We need to re-think the device reset logic, and implement tests for it including these sorts of edge cases. We won't hit them all but atleast a few will help prevent this.

ptheywood commented 2 years ago

After more thought I'm leaning towards us not doing automatic cudaDeviceResets within the library, as it mutates global state which is out of FLAMEGPU's scope (e.g. if a user has some CUDA memory allocated already, it would be ruined by some automatic, always-on part of a library, which feels like poor form).

We reset for 3 reasons really:

  1. To ensure profiler data is flushed.
  2. To ensure cuda-memcheck works correctly
  3. To ensure we've not left any of our global device stuff allocated or at non-default values.

We can ensure profiling data is flushed using other CUDA API CAlls (which might have been driver API only origianlly, so we learned a device reset was the way to do it).

This would be a cudaDeviceSynchronize() and a cudaProfilerStop for each active device / cuda context (so we may need to use the driver equivalent for models with RTC, if they use more than one / a separate context).

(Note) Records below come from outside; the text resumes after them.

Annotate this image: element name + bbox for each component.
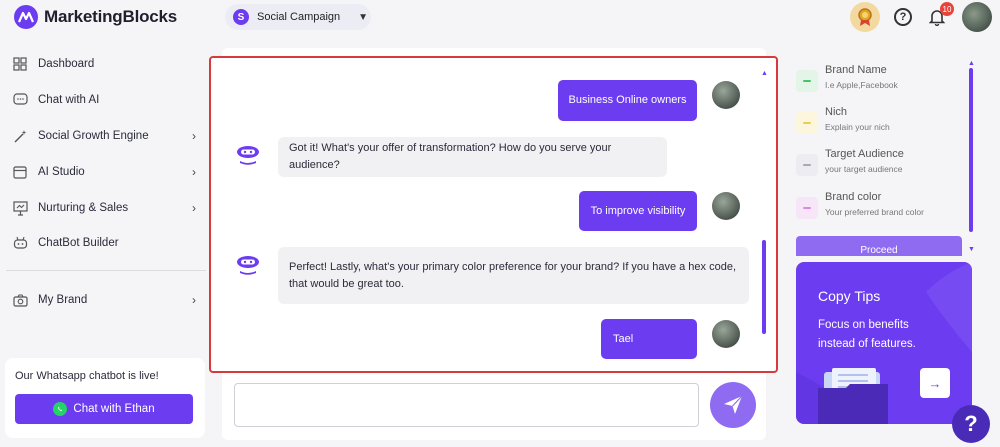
chat-scrollbar[interactable] [762, 240, 766, 334]
field-title: Brand Name [825, 64, 887, 76]
next-tip-button[interactable]: → [920, 368, 950, 398]
bot-message: Got it! What's your offer of transformat… [278, 137, 667, 177]
status-chip-icon [796, 197, 818, 219]
status-chip-icon [796, 154, 818, 176]
chat-icon [12, 92, 28, 108]
tips-text: Focus on benefits instead of features. [818, 319, 916, 350]
notification-badge: 10 [940, 2, 954, 16]
message-input[interactable] [234, 383, 699, 427]
message-text: Tael [613, 332, 634, 345]
sidebar-item-label: Chat with AI [38, 94, 100, 106]
user-message-avatar [712, 81, 740, 109]
presentation-icon [12, 200, 28, 216]
whatsapp-card: Our Whatsapp chatbot is live! Chat with … [5, 358, 205, 438]
field-subtitle: Explain your nich [825, 122, 890, 132]
send-button[interactable] [710, 382, 756, 428]
chat-messages-area[interactable]: Business Online owners Got it! What's yo… [209, 56, 778, 373]
sidebar-item-chat-with-ai[interactable]: Chat with AI [12, 89, 196, 111]
brand-name: MarketingBlocks [44, 7, 178, 26]
target-audience-field[interactable]: Target Audience your target audience [796, 148, 966, 184]
scroll-up-icon[interactable]: ▲ [761, 70, 768, 77]
help-chat-button[interactable]: ? [952, 405, 990, 443]
message-text: To improve visibility [590, 204, 686, 217]
top-bar: MarketingBlocks S Social Campaign ▼ ? 10 [0, 0, 1000, 38]
sidebar-item-social-growth-engine[interactable]: Social Growth Engine › [12, 125, 196, 147]
whatsapp-icon [53, 402, 68, 416]
sidebar-item-label: Social Growth Engine [38, 130, 149, 142]
chat-with-ethan-label: Chat with Ethan [73, 403, 155, 415]
sidebar-item-dashboard[interactable]: Dashboard [12, 53, 196, 75]
brand-color-field[interactable]: Brand color Your preferred brand color [796, 191, 966, 227]
chevron-right-icon: › [192, 129, 196, 143]
chevron-right-icon: › [192, 293, 196, 307]
bot-avatar-icon [237, 256, 259, 275]
logo-mark-icon [14, 5, 38, 29]
status-chip-icon [796, 112, 818, 134]
user-message-avatar [712, 320, 740, 348]
award-icon[interactable] [850, 2, 880, 32]
chat-with-ethan-button[interactable]: Chat with Ethan [15, 394, 193, 424]
brand-panel-scrollbar[interactable] [969, 68, 973, 232]
message-text: Perfect! Lastly, what's your primary col… [289, 260, 737, 290]
magic-wand-icon [12, 128, 28, 144]
field-title: Target Audience [825, 148, 904, 160]
grid-icon [12, 56, 28, 72]
user-avatar[interactable] [962, 2, 992, 32]
sidebar-item-ai-studio[interactable]: AI Studio › [12, 161, 196, 183]
campaign-badge: S [233, 9, 249, 25]
message-text: Business Online owners [568, 94, 687, 106]
scroll-down-icon[interactable]: ▼ [968, 246, 975, 253]
arrow-right-icon: → [928, 375, 942, 391]
tips-title: Copy Tips [818, 288, 881, 304]
question-icon: ? [964, 411, 978, 436]
proceed-label: Proceed [860, 244, 898, 256]
camera-icon [12, 292, 28, 308]
studio-icon [12, 164, 28, 180]
sidebar-item-label: Dashboard [38, 58, 95, 70]
sidebar-item-my-brand[interactable]: My Brand › [12, 289, 196, 311]
send-icon [724, 395, 743, 414]
notifications-button[interactable]: 10 [926, 2, 954, 28]
nich-field[interactable]: Nich Explain your nich [796, 106, 966, 142]
bot-avatar-icon [237, 146, 259, 165]
message-text: Got it! What's your offer of transformat… [289, 142, 612, 171]
campaign-selector[interactable]: S Social Campaign ▼ [225, 4, 371, 30]
field-title: Brand color [825, 191, 882, 203]
sidebar-item-chatbot-builder[interactable]: ChatBot Builder [12, 232, 196, 254]
bot-message: Perfect! Lastly, what's your primary col… [278, 247, 749, 304]
field-subtitle: Your preferred brand color [825, 207, 924, 217]
chevron-right-icon: › [192, 165, 196, 179]
sidebar-item-label: My Brand [38, 294, 88, 306]
field-subtitle: your target audience [825, 164, 903, 174]
user-message: Business Online owners [558, 80, 697, 121]
sidebar: Dashboard Chat with AI Social Growth Eng… [0, 44, 212, 447]
scroll-up-icon[interactable]: ▲ [968, 60, 975, 67]
user-message-avatar [712, 192, 740, 220]
field-title: Nich [825, 106, 848, 118]
sidebar-item-label: Nurturing & Sales [38, 202, 129, 214]
folder-illustration-icon [818, 368, 888, 424]
sidebar-item-nurturing-sales[interactable]: Nurturing & Sales › [12, 197, 196, 219]
sidebar-item-label: ChatBot Builder [38, 237, 119, 249]
sidebar-divider [6, 270, 206, 271]
copy-tips-card: Copy Tips Focus on benefits instead of f… [796, 262, 972, 424]
proceed-button[interactable]: Proceed [796, 236, 962, 256]
chevron-right-icon: › [192, 201, 196, 215]
user-message: Tael [601, 319, 697, 359]
brand-name-field[interactable]: Brand Name I.e Apple,Facebook [796, 64, 966, 100]
sidebar-item-label: AI Studio [38, 166, 85, 178]
whatsapp-announcement: Our Whatsapp chatbot is live! [15, 370, 159, 382]
campaign-name: Social Campaign [257, 11, 341, 23]
top-actions: ? 10 [850, 2, 992, 32]
status-chip-icon [796, 70, 818, 92]
help-icon[interactable]: ? [894, 8, 912, 26]
chevron-down-icon: ▼ [358, 11, 369, 23]
user-message: To improve visibility [579, 191, 697, 231]
bot-icon [12, 235, 28, 251]
logo[interactable]: MarketingBlocks [14, 5, 177, 29]
field-subtitle: I.e Apple,Facebook [825, 80, 898, 90]
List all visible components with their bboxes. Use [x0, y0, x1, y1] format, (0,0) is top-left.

If this is not done immediately prior to a exit, we would probably want to re-enable profiling via cudaProfilerStart (as stop is more than just a flush).

docs

This might not want to be automatic, as the start/stop methods might be required if someone wishes to only profile a small part of a long running application (starting is implicit when profiling, unless profiler CLI args are used). We could either control this via a CMake option, or make it a user-callable method (which we would want to add to every binary we produce and the templates)? We woudl lose device information once the ensemble / sim is dtor'd though, so it would probably need to be a method on the appropraite object?


Accurate leak checking via cuda-memcheck etc requires a context destruction (so deviec reset in runtime API).

3.8. Leak Checking The memcheck tool can detect leaks of allocated memory.

Memory leaks are device side allocations that have not been freed by the time the context is destroyed. The memcheck tool tracks device memory allocations created using the CUDA driver or runtime APIs. Starting in CUDA 5, allocations that are created dynamically on the device heap by calling malloc() inside a kernel are also tracked.

For an accurate leak checking summary to be generated, the application's CUDA context must be destroyed at the end. This can be done explicitly by calling cuCtxDestroy() in applications using the CUDA driver API, or by calling cudaDeviceReset() in applications programmed against the CUDA run time API.

The --leak-check full option must be specified to enable leak checking.

Again though, this doesn't need to be as early, but would need to reset all devices which had been touched. With this in place though it will find any bad free/malloc pairs.


In terms of making sure we haven't left any global state in a bad way, we'd just need to make sure we don't do that. IIRC there is only one global device symbol still defined, so otherwise it should just be making sure all allocations are deallocated at the correct time

mondus commented 2 years ago

On balance of factors the final proposed solution is safe exit function to do device resets.